Je réponds à ta lettre que je viens de recevoir avec grand plaisir en apprenant vos bonnes nouvelles, et puis il y avait aussi mon petit briquet avec l’aluminium et les pierres. Tout était bien au complet, je ne l’attendais pas si vite que ça, enfin il ne me reste qu’à bien vous remercier en attendant le plaisir de nous revoir. Je suis heureux d’apprendre que vous ayez tout vendu vos cochons, ils sont rudement chairs. Je lai déjà essayé car je n’avais plus une allumette. Il est épatant, ça prend merveilleusement bien. Je vous fais mes compliments, je suis enchanté.
Je me porte toujours à merveille et demain soir, nous allons au repos pour 10 à 20 jours.

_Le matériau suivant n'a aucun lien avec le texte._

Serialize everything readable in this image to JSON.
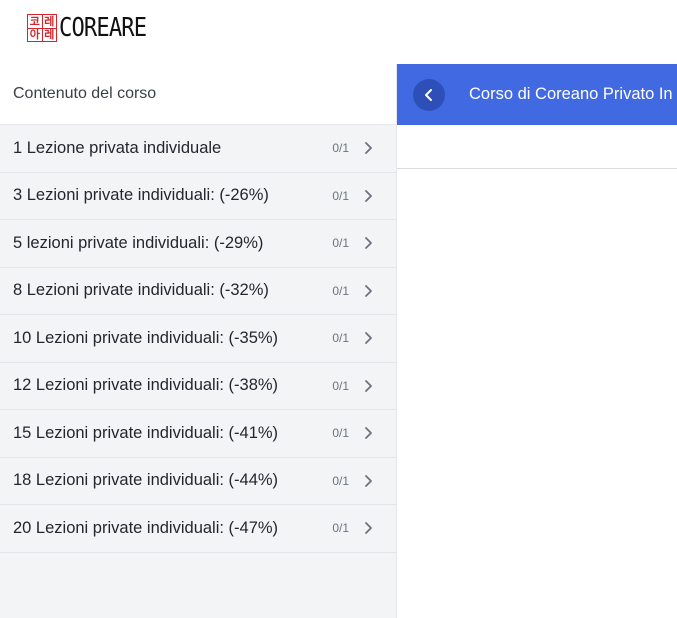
{
  "brand": {
    "logo_chars": [
      "코",
      "레",
      "아",
      "레"
    ],
    "name": "COREARE",
    "accent_color": "#d3252b"
  },
  "sidebar": {
    "header": "Contenuto del corso",
    "lessons": [
      {
        "title": "1 Lezione privata individuale",
        "progress": "0/1"
      },
      {
        "title": "3 Lezioni private individuali: (-26%)",
        "progress": "0/1"
      },
      {
        "title": "5 lezioni private individuali: (-29%)",
        "progress": "0/1"
      },
      {
        "title": "8 Lezioni private individuali: (-32%)",
        "progress": "0/1"
      },
      {
        "title": "10 Lezioni private individuali: (-35%)",
        "progress": "0/1"
      },
      {
        "title": "12 Lezioni private individuali: (-38%)",
        "progress": "0/1"
      },
      {
        "title": "15 Lezioni private individuali: (-41%)",
        "progress": "0/1"
      },
      {
        "title": "18 Lezioni private individuali: (-44%)",
        "progress": "0/1"
      },
      {
        "title": "20 Lezioni private individuali: (-47%)",
        "progress": "0/1"
      }
    ]
  },
  "main": {
    "title": "Corso di Coreano Privato In",
    "header_color": "#4169e1",
    "back_icon": "chevron-left-icon"
  }
}
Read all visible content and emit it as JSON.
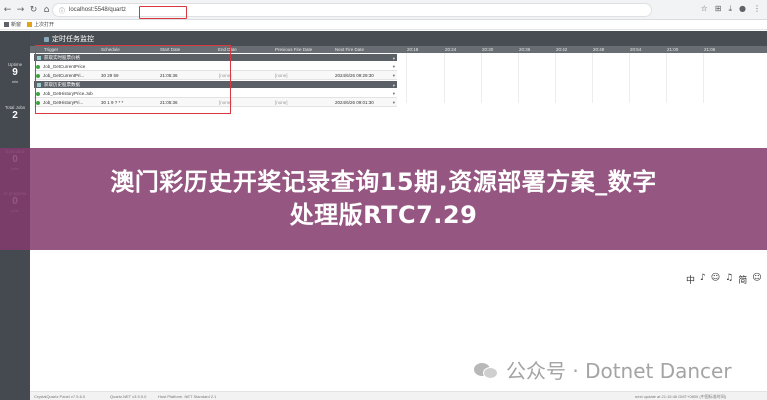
{
  "browser": {
    "url": "localhost:5548/quartz",
    "bookmarks": [
      "新窗",
      "上次打开"
    ]
  },
  "sidebar": {
    "stats": [
      {
        "label": "Uptime",
        "value": "9",
        "unit": "min"
      },
      {
        "label": "Total Jobs",
        "value": "2",
        "unit": ""
      },
      {
        "label": "Executed",
        "value": "0",
        "unit": "jobs"
      },
      {
        "label": "In progress",
        "value": "0",
        "unit": "jobs"
      }
    ]
  },
  "app": {
    "title": "定时任务监控"
  },
  "table": {
    "columns": [
      "Trigger",
      "Schedule",
      "Start Date",
      "End Date",
      "Previous Fire Date",
      "Next Fire Date"
    ],
    "timeline": [
      "20:18",
      "20:24",
      "20:30",
      "20:36",
      "20:42",
      "20:48",
      "20:54",
      "21:00",
      "21:06"
    ],
    "groups": [
      {
        "name": "获取实时股票价格",
        "jobs": [
          {
            "trigger": "Job_GetCurrentPrice",
            "schedule": "",
            "start": "",
            "end": "",
            "prev": "",
            "next": ""
          },
          {
            "trigger": "Job_GetCurrentPri...",
            "schedule": "30 29 59",
            "start": "21:05:36",
            "end": "[none]",
            "prev": "[none]",
            "next": "2024/6/26 09:29:30"
          }
        ]
      },
      {
        "name": "获取历史股票数据",
        "jobs": [
          {
            "trigger": "Job_GetHistoryPrice.Job",
            "schedule": "",
            "start": "",
            "end": "",
            "prev": "",
            "next": ""
          },
          {
            "trigger": "Job_GetHistoryPri...",
            "schedule": "30 1 9 ? * *",
            "start": "21:05:36",
            "end": "[none]",
            "prev": "[none]",
            "next": "2024/6/26 09:01:30"
          }
        ]
      }
    ]
  },
  "banner": {
    "line1": "澳门彩历史开奖记录查询15期,资源部署方案_数字",
    "line2": "处理版RTC7.29"
  },
  "watermark": {
    "text": "公众号 · Dotnet Dancer"
  },
  "mini_toolbar": [
    "中",
    "♪",
    "☺",
    "♫",
    "简",
    "☺",
    "⚙"
  ],
  "footer": {
    "panel": "CrystalQuartz Panel v7.5.6.0",
    "quartz": "Quartz.NET v3.9.0.0",
    "platform": "Host Platform .NET Standard 2.1",
    "update": "next update at 21:15:46 GMT+0800 (中国标准时间)"
  }
}
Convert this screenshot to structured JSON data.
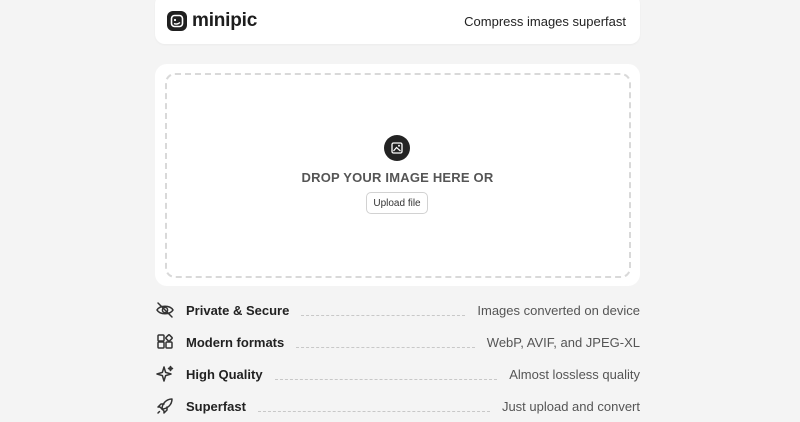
{
  "header": {
    "brand": "minipic",
    "tagline": "Compress images superfast"
  },
  "dropzone": {
    "prompt": "DROP YOUR IMAGE HERE OR",
    "upload_label": "Upload file"
  },
  "features": [
    {
      "icon": "eye-off-icon",
      "name": "Private & Secure",
      "desc": "Images converted on device"
    },
    {
      "icon": "shapes-icon",
      "name": "Modern formats",
      "desc": "WebP, AVIF, and JPEG-XL"
    },
    {
      "icon": "sparkles-icon",
      "name": "High Quality",
      "desc": "Almost lossless quality"
    },
    {
      "icon": "rocket-icon",
      "name": "Superfast",
      "desc": "Just upload and convert"
    }
  ]
}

Je viens de recevoir une lettre de Carle, mais il n’y a pas deux mois qu’il a mis de mes nouvelles, car nous écrivons toujours de temps en temps, c’est peut-être ce qui commence à radoter pour moi et ça va toujours comme l’ordinaire.
A ma lettre, je te joins deux petites photos. Je ne sais pas si tu pourras me connaître mais je pense que si, surtout sur une là où nous sommes le plus nombreux, c’est mon escouade d’élites et des litres.
Je tâcherai moyen de me faire tenir seul pendant que je serais au repos et je travaillerais à faire des bagues, mais tu sais vous m’en faites du travail, je vais devenir tout à fait bijoutier.

Enfin plus rien pour aujourd’hui, je vous embrasse et remercie tous du fond de mon petit cœur. Votre petit Riri.

PS : Sur le caisson assis à côté de moi, c’est Tison et Vallu de Saint-Agive.